仇敵

作者:池井戸潤講談社文庫
メガバンクで、幹部の不正を暴こうとした恋窪は、あと一歩のところで失敗する。
結果、恋窪は謂れなき罪を被され、退職を余儀なくされた。
その後、小さな銀行に再就職するが、一般行員としてではなく、庶務行員としての採用だった。
庶務行員とは、銀行のATMの前で制服を着て誘導している人を指すらしい。
メガバンクのエリートとしての立場を顧みると忸怩たる思いもあった。
だが、常に競争のつきまとう世界から解放され、人間らしく生きることは悪くないと思い始めていた。
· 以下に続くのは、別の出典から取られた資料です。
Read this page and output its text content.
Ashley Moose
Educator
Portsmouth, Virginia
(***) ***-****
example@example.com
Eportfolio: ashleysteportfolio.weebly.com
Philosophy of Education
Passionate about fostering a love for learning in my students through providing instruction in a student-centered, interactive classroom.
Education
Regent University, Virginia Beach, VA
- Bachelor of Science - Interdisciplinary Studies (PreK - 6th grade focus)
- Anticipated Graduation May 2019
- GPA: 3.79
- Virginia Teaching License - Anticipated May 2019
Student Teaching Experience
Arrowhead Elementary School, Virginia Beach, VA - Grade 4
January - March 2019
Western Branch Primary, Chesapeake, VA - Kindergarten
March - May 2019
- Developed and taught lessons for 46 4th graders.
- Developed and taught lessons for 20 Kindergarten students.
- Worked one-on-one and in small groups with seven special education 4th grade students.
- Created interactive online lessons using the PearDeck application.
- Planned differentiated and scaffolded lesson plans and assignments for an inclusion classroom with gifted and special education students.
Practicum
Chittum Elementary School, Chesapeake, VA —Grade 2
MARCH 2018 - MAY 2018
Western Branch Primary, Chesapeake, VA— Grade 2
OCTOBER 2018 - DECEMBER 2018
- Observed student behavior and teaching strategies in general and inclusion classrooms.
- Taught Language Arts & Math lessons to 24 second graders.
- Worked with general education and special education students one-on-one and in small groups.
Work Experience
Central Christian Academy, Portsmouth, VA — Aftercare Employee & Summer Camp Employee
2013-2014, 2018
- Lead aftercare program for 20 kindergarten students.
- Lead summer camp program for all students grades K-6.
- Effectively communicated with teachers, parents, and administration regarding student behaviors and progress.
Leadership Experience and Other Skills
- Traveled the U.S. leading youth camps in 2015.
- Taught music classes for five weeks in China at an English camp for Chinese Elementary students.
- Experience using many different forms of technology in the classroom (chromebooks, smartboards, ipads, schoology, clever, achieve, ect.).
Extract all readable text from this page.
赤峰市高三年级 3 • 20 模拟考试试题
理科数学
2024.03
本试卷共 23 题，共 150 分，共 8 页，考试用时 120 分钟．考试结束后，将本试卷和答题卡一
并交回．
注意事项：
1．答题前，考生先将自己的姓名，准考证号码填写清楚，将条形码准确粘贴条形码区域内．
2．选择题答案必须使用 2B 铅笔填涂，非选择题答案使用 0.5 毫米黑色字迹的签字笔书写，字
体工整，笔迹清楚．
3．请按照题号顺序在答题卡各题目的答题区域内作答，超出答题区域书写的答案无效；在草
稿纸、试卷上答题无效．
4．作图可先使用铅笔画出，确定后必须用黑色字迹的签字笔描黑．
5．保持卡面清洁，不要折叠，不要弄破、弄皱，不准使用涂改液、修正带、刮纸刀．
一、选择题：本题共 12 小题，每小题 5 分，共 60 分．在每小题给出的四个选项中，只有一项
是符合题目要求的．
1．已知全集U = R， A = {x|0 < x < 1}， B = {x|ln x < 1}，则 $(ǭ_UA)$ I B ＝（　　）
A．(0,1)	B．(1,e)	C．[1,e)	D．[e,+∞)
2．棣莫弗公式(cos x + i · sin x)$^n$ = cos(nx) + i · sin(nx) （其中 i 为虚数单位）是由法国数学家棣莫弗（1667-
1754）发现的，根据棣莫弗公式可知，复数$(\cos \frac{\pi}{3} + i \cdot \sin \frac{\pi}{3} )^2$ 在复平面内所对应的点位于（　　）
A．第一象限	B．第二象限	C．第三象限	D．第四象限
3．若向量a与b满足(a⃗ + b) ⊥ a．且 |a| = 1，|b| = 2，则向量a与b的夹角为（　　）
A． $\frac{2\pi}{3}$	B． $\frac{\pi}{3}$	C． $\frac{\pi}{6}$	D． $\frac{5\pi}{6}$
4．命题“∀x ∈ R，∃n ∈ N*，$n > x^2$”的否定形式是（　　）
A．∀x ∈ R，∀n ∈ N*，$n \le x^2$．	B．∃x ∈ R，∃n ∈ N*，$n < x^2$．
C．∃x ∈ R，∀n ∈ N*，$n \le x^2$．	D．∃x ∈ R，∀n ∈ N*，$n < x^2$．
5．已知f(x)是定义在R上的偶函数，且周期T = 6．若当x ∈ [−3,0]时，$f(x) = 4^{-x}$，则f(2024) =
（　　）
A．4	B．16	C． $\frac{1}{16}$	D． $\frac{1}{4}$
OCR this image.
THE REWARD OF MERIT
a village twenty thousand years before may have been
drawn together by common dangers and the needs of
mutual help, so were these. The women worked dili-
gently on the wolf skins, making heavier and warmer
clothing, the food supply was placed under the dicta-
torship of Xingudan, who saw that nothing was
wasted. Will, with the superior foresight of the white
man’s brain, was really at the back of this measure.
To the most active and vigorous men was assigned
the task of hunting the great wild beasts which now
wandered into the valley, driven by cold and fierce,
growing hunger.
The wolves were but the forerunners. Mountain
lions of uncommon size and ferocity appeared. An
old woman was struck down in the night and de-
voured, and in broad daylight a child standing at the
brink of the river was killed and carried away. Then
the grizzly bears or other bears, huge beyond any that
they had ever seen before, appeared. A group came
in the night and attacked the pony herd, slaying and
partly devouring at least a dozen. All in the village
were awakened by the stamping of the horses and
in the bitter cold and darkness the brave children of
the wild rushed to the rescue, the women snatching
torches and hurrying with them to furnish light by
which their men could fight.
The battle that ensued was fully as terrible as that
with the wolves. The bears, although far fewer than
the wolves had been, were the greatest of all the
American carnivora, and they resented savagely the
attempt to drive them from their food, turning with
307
歳の若い行員から、アドバイスを求められ、問題を解決し、信頼を得て行く。
かつてのメガバンクのライバル行員から、電話があるが、直後に自殺してしまう。
彼は恋窪に何を伝えようとしたのか?恋窪は再び、メガバンクの幹部の周辺を独自に調べ始める。
銀行幹部の欲深さと保身のために相手を蹴落とす卑劣さに立ち向かう、勧善懲悪の趣のある経済小説
主人公の復讐がスカッとするし、話としてもかなり面白い。
でも、銀行にはこういう悪者が必ず存在しているのだろうかと思ってしまう。